Guest blogger and Eurosport commentator David Harmon’s preview of the 99th Tour de France

Richard Allchin is a bit of a rough diamond. A rock & roll manager turned mentor to cyclists he rediscovered his schoolboy passion for the bicycle when he realised that the hedonistic life of rock was killing him slowly but surely.

Even so, despite the hazy days on the road, something stuck. As well as giving him a taste for good red wine, fags and a dicky ticker all those years gigging gave Richard one other habit, the knack of spotting God given talent when he saw it and so it was with Bradley Wiggins. The Londoner spent much of his youth with the burly and affable former rock manager at his side until he waved goodbye to set of on his professional adventure in cycling.

I spoke to Richard this morning, shooting the breeze about another of his boys, Steve Cummings of BMC who has made the Tour squad after a torrid first half of the season blighted by injury but inevitably the conversation turned to Brad.

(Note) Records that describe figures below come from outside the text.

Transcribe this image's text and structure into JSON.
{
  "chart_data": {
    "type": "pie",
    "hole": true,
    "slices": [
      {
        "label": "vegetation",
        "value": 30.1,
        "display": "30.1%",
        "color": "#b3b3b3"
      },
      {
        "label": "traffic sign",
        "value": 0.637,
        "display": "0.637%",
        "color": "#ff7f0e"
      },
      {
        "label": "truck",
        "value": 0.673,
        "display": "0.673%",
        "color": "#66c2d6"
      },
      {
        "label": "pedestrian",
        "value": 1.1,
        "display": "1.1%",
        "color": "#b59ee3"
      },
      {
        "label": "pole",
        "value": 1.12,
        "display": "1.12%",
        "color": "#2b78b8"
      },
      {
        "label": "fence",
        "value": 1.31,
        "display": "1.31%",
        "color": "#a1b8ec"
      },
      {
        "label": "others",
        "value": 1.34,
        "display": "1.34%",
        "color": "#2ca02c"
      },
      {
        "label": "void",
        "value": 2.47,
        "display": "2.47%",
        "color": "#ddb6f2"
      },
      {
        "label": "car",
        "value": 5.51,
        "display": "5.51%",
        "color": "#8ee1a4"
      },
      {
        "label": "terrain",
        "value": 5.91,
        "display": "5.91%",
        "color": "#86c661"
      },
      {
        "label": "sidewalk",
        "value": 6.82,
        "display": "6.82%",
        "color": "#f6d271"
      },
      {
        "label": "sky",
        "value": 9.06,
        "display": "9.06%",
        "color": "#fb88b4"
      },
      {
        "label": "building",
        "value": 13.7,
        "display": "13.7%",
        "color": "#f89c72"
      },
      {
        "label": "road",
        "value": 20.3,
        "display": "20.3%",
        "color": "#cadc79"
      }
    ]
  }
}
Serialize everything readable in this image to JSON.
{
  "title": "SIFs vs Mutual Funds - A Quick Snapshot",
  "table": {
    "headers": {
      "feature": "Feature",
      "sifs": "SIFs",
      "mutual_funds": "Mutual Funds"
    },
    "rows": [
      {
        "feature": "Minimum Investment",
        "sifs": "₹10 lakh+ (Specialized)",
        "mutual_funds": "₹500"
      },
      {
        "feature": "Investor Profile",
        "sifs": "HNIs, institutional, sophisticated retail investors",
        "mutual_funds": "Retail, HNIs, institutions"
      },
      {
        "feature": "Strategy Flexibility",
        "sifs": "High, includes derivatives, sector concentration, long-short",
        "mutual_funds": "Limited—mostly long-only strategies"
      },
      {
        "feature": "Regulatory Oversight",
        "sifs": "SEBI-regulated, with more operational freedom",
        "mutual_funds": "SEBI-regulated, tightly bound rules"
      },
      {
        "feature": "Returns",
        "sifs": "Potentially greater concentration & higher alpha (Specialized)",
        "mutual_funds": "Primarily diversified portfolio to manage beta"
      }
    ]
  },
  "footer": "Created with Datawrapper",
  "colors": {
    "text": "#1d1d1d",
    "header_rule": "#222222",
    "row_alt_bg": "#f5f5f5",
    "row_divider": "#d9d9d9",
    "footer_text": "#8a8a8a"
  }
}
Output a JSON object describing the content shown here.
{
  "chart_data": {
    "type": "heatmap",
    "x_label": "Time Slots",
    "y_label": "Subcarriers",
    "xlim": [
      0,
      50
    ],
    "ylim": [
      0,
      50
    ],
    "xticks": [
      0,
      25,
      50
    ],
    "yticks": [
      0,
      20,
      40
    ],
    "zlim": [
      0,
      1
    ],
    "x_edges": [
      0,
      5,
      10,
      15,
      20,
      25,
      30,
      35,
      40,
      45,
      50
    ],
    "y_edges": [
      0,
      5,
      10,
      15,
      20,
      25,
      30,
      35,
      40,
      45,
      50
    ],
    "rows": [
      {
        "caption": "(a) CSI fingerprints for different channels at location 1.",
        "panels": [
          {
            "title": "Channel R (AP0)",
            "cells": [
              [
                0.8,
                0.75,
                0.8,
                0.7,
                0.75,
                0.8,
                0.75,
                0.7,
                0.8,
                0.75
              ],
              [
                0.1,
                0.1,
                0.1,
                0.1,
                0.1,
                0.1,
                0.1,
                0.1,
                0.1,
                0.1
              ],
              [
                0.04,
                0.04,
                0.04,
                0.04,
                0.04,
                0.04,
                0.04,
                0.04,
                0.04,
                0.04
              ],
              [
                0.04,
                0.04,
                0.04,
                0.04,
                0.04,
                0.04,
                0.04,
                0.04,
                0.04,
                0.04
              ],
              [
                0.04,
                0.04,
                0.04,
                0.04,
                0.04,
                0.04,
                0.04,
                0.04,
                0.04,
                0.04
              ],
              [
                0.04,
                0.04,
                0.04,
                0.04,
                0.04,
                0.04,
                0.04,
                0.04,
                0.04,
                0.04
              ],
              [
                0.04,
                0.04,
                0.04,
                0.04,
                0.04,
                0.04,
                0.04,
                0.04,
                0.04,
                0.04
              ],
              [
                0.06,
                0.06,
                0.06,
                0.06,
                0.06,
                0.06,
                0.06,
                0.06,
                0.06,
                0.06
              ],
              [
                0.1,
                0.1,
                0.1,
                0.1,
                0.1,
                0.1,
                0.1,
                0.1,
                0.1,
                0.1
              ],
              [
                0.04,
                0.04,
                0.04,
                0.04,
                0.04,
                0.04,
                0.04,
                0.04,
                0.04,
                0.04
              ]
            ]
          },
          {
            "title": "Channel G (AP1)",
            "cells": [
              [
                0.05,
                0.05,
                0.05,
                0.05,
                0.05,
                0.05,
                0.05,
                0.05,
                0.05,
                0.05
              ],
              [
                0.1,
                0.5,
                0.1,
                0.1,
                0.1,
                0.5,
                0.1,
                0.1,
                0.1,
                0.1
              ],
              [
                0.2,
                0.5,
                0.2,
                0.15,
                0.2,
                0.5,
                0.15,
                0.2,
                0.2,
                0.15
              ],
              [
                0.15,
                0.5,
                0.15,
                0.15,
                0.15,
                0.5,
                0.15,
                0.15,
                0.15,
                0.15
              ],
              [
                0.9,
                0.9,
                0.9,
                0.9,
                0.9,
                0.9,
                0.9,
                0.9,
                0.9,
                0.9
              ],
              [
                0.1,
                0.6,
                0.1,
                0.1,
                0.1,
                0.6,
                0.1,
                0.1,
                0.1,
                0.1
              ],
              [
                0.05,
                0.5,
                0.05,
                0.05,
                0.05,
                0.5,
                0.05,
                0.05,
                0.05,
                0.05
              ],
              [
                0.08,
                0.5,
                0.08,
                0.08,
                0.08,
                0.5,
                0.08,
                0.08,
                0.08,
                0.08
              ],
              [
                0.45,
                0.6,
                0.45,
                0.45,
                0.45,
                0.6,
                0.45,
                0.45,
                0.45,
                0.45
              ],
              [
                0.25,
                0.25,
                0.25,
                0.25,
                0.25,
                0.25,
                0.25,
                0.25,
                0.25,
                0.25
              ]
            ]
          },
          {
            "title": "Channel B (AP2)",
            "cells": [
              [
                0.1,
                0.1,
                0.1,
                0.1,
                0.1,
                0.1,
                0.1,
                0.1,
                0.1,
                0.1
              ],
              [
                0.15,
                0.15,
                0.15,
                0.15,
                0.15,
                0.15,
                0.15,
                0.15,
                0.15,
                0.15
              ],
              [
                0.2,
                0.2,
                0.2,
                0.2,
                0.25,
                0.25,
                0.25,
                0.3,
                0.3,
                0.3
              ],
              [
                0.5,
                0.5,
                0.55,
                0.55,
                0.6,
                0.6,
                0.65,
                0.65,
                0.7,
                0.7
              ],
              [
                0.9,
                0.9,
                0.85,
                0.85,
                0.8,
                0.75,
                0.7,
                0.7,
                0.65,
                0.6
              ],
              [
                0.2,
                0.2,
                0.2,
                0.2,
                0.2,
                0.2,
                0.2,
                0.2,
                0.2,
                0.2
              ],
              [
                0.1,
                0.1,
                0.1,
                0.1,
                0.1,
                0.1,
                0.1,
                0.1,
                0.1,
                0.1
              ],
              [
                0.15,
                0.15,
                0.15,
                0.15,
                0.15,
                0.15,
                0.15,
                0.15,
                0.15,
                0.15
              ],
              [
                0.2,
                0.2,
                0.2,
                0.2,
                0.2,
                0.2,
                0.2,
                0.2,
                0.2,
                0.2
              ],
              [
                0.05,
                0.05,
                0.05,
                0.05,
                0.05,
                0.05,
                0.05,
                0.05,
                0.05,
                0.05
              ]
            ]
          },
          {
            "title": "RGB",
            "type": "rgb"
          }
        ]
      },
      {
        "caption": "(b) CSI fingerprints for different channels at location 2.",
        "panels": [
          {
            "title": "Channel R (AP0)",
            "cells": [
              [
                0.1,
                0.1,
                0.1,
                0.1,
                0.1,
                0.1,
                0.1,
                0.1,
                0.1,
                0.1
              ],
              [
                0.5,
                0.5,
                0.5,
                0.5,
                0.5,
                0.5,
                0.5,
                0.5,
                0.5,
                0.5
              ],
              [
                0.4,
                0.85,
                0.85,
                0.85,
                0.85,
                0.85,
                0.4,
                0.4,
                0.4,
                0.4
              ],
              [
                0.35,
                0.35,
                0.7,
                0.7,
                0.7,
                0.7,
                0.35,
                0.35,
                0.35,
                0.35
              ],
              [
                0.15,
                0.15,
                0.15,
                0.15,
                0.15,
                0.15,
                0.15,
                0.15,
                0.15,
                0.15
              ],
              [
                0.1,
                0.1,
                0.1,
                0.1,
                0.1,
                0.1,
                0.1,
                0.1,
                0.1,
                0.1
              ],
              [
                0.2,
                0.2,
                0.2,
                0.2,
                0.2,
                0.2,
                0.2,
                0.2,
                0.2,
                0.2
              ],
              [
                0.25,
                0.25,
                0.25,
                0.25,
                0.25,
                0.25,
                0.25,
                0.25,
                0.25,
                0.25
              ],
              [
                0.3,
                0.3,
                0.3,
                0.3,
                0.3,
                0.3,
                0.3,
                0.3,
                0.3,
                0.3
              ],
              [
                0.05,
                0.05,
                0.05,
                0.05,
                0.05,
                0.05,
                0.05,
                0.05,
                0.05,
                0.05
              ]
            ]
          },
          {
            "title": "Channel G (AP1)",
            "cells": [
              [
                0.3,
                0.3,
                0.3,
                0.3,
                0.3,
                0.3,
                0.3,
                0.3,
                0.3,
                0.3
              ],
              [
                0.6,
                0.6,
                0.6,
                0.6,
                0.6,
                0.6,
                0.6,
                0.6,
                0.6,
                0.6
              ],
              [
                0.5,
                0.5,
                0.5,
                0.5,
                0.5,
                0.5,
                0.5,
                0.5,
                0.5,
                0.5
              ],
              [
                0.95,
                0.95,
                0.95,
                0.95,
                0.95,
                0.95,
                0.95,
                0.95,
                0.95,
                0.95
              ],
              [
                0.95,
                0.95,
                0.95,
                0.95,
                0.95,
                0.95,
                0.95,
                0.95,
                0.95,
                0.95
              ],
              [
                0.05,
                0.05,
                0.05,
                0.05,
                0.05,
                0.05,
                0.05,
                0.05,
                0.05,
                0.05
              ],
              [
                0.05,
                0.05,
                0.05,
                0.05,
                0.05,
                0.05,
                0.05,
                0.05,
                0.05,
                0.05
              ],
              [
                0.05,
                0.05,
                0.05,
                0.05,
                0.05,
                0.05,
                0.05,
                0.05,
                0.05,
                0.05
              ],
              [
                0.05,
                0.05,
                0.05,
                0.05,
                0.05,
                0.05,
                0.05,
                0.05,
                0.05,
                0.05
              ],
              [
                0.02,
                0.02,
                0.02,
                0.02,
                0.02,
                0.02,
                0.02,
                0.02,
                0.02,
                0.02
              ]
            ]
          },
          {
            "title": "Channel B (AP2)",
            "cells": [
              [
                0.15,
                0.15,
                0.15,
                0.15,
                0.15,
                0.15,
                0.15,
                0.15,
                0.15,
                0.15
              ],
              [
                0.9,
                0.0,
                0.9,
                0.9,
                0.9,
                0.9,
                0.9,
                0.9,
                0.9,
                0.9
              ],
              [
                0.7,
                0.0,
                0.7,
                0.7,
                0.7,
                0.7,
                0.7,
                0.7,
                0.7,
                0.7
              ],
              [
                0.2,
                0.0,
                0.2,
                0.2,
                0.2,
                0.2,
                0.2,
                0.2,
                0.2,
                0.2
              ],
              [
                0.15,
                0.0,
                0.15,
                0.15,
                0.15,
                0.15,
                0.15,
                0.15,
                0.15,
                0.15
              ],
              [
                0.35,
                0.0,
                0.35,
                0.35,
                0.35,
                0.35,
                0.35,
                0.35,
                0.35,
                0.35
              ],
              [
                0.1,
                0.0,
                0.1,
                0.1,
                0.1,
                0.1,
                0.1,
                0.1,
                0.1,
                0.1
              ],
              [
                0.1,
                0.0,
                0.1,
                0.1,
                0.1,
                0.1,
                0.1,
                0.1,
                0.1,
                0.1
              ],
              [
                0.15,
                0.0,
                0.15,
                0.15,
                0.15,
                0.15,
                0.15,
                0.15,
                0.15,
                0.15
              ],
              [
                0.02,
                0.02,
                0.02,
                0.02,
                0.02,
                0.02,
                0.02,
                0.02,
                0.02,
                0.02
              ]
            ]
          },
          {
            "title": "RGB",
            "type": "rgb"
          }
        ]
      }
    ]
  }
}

“It’s like he’s been marking time,” said Richard “but then again that’s Brad. He knows what he wants and he does what he knows is right for him. He spent all those years in French teams not really racing to be honest. Back then he always told me that all he wanted was gold at the Olympics and as much as I told him he had the engine to win the Tour, it just wasn’t in his sights. Looking back on it I guess all that marking time has been a good thing.”

We will know whether it was good or not in three weeks time as he leads his super strong Sky Procycling team in trying to capture the Tour de France. Meanwhile Wiggins has the whole of Britain’s cycling public holding its breath. This year he has raced far less than many other Tour de France favourites before him, but when he has, he has won. Something is clearly working as Wiggins has taken the Paris-Nice, Tour of Romandy and Criterium du Dauphine stage races on his long, lanky walk toward July and the Tour de France. He may have made it look a bit like a stroll in the park on the TV screen but anyone with any sense of the history of cycling will know that no-one, not even the great Eddy Merckx has managed that in one season.

Wiggins goes to the start line in Liege as the bookies favourite. He is oozing maturity and confidence these days. The brashness and sometime abrasive bravado of the Brad I came across when I started commentating has mellowed and rounded into a deep calm it seems. Not that he will be complacent, far from it, he has Cadel Evans to deal with.

Evans, once voted only his home town’s third most famous sportsmen after a couple of Aussie Rules Footballers despite having made the Tour de France podium for a second time, has many characteristics that the Briton displays as a rider; total focus, quiet dedication and more than a spike or two of prickliness when confronted with a daft question at a daft time. But the one overarching, shared characteristic that Wiggins will feel instinctively most is that Evans is a tough little scrapper on a bike.

Cadel’s confidence too has blossomed in the wake of his world championship title win in Mendrisio and no-one can deny that on last year’s ride into Paris and the Champs Elysses the Austrailian was a popular and worthy winner.

Both can cling on brilliantly in the climbs, both are fearless in the descent, both are mentally like granite, both excel against the clock and both have the ability to ride above and beyond with power for kilometre after kilometre. So what will separate the muscular and knotted Evans from the tall, super smooth pedalling Wiggins?

I can only see two possible weaknesses and both lie with defending yellow jersey.

Wiggins has looked unbeatable in time trials this year, defeating world champion Tony Martin comprehensively in the Dauphine and almost catching Evans on the road in the process. With 90km of time trailing in addition to the prologue in this year’s route, Wiggins may just hold the edge against the clock.

However, possibly the biggest factor in who will be in a better position to win this year’s Tour will be who has the stronger team. I am not sure that BMC have displayed quite the strength and coherence that Sky have demonstrated on the run up to the biggest race of the year and the biggest of Wiggins’ life. In the end it may be the strength of those around the two men that swings the odds, not that Richard is placing any bets yet.

“I’m not putting any money on until after the first week,” he confided in me, “it’s that close. Brad has been so good! Mind you Dave….”

With that we chatted idly about several old friends and left the predictions well alone. He’s right, it’s that close.